普通のキリスト教徒は「彼は救世主なんだから大丈夫、安心だ」
と思うのかもしれないが、私には、とても、そうは思えない。
イエスだって、生身の人間だ。

壇上の牧師の、表現豊かな言い回しから、
私は、十字架上のイエスの苦しみや痛みに、思いを馳せた。

「苦しみがなぜ私たちに与えられず、彼に与えられたのか」
私の胸には、その疑問が、棘のように突き刺さったままだった。
牧師は「それこそが神の愛」と説いたが、私には納得できない。

父なる神が子なる神を処刑することが、愛なのか。
私は、自分の罪ひとつ、自分で責任を取ることもできないのか。
そんなにつまらない自分を、どうして、生きる価値があるのか。

けれど、その点に疑問をいだくと、神を冒涜していると諭された。
教会には、二重予定説という、絶対的な教義があった。

私は知らず知らず、この何百年と続いた教義に勝負を挑んでいた。
二重予定説に対する反論は、歴史上、何度も起こっているが、
そのことについては、あいにく私には、まだ知識がなかった。

どんなに苦しい状況でも、感謝する人間になっていった。
ひどいことをされても、感謝する気持ちだけは決して変わらない。
普通の正邪の基準をひっくり返してでも、私は何かあるたびに、
論理を組み立てなおし、どんなときも、相手に感謝した。
まあ、それも一つの考え方ではあるし、
頭のトレーニングにはなるが、行き過ぎると鬱になる。

今では、いくらか冷静に考えられる。
よく考えてみれば、私が特別に罪深いわけではないと思う。
罪深いと責めて、罪のない人を不安にするほど罪なことはない。
不安感を使って人々をコントロールしているような宗教家は、
自分の胸に手を当てて、もう一度よく考えてみたほうがいい。

間違いなく、人は皆、どこかで「加害者」である。
時々嘘をつく。

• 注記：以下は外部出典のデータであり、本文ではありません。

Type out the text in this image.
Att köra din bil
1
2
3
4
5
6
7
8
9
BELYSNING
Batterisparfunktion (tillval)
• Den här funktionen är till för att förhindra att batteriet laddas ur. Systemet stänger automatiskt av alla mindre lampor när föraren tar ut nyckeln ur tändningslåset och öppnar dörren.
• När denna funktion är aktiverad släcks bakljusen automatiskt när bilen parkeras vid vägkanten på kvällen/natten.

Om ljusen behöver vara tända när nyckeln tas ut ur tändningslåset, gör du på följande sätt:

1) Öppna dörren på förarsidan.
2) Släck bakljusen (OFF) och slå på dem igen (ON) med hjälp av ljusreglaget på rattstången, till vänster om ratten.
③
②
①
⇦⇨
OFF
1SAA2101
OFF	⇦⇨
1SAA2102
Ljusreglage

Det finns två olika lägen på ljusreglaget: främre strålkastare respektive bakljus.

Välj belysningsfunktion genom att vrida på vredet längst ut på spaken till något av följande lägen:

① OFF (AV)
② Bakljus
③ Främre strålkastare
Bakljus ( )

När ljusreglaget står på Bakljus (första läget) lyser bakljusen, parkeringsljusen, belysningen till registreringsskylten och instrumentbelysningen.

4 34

生き物を殺して食べている。
労働者を働かせて好きなものを手に入れている。
そういう普通の出来事を、みな「罪ゆえ」としてしまったら、
お互いが、心の奥底では、人間嫌いになってしまう。
人間嫌いは、よくない。
人間嫌いは親嫌い、子嫌い、社会嫌いの始まりだ。

私は、生きていることを、ただ「ありがたい」と思う。
感謝できるのはすばらしい。
ただし、感謝しすぎて恩義に縛られては窮屈だ。